Tuesday, June 10, 2008

here's your sign

sunday, justin and i slept until the last possible minute before getting up and getting ready for church meaning church starts at 11:15 and my feet hit the bedroom floor at 10:35. saying my husband isn't a morning person is like saying that i like to talk. he is to the extreme not a morning person and if you've read this blog for any amount of time or ever enjoyed the pleasure of my company you know i LOVE to talk. we made it into the service half way through the first verse of the first song...can you say rushed?


rushed is NOT what my other half wants to be first thing in the morning, but rushed he was. like the wonderful man that he is, he got up and made my coffee while i was showering and i enjoyed a couple of sips while getting ready. the rest i packed away in my trusty travel mug and we headed out the door.


there are times when my husband adores the fact that i don't mind sticking out in a crowd, and i think there are times that he wishes he married sarah plain and tall and called it a day. i'm kidding... i'm sure if you asked him he'd say he never wishes he was married to someone else, i mean he's never even dated a sarah. so on top of being rushed out of bed, my little morning person/ treasure of a husband looks up and sees me wearing very tall bright green shoes, three strands of gaudy necklace and a scarf tied to my bag to clash with it all.

to me = very cute and fun for june; to plain polo and jeans = annoyed.


as i'm getting out of the car he says, "You're not taking your coffee in are you?" like when you walked out of your room dressed in high school and your mom asked, "You're not going to wear that are you?" no... this is my pre-outfit outfit, and i'm just holding this coffee mug while i get out of the car and then i'm going to put it back.


as we enter the building there are signs posted EVERYWHERE - Food and Drinks Absolutely Prohibited in Sanctuary. I pretended that I didn't see them, because everyone knows those signs are for little kids or teenagers with starbucks. not ADULTS with tight lids. onward christian solider i marched... coffee mug in hand.
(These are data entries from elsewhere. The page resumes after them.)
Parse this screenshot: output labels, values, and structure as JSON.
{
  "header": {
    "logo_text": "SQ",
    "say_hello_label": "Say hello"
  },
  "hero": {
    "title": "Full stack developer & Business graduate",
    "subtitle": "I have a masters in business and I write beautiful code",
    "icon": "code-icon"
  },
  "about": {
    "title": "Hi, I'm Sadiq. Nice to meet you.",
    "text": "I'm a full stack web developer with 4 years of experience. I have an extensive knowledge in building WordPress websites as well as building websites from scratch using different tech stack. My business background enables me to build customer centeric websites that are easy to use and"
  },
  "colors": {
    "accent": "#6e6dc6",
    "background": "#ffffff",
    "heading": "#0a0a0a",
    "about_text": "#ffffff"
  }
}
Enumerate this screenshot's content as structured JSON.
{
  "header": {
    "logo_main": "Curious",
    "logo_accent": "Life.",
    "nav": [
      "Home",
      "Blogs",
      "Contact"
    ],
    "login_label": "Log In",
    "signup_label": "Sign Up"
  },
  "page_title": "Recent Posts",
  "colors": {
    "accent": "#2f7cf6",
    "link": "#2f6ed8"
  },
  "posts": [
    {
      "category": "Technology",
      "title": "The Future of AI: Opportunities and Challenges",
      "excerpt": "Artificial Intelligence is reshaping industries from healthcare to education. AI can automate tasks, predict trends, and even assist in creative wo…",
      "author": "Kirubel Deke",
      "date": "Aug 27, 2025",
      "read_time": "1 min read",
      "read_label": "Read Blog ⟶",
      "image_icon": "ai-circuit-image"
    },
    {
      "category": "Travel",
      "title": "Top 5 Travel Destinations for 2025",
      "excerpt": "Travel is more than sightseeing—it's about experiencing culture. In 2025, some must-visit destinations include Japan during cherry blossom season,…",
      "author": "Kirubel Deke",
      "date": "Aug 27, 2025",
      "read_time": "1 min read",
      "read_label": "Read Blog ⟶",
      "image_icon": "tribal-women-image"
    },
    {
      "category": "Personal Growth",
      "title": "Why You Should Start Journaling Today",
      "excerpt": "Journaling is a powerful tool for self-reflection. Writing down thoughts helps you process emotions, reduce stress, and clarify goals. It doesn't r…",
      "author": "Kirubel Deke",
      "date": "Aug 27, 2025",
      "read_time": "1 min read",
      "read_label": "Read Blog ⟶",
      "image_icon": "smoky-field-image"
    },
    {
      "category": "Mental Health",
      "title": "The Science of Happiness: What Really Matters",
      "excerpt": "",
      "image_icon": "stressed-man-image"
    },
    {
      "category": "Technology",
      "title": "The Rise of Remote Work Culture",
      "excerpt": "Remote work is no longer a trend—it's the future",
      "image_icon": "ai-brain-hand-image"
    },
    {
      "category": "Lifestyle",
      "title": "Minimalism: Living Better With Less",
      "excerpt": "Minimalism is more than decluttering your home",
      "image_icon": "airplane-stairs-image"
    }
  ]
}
i'm sure you see where this is going... not 5 minutes into the sermon i reach down for my coffee by the LID and not the handle and the ENTIRE MUG - 16oz - spills everywhere. of course i start laughing, because i'm an inappropriate laughter and hear like a resounding gong - God will get you every time!


I look at Justin and say, "I'm sorry! You were right..." and he said, "Don't apologize to me - apologize to GOD!" which makes the two of us start laughing inapproriately and made us both happy for the things we had chosen that morning and for our whole lives.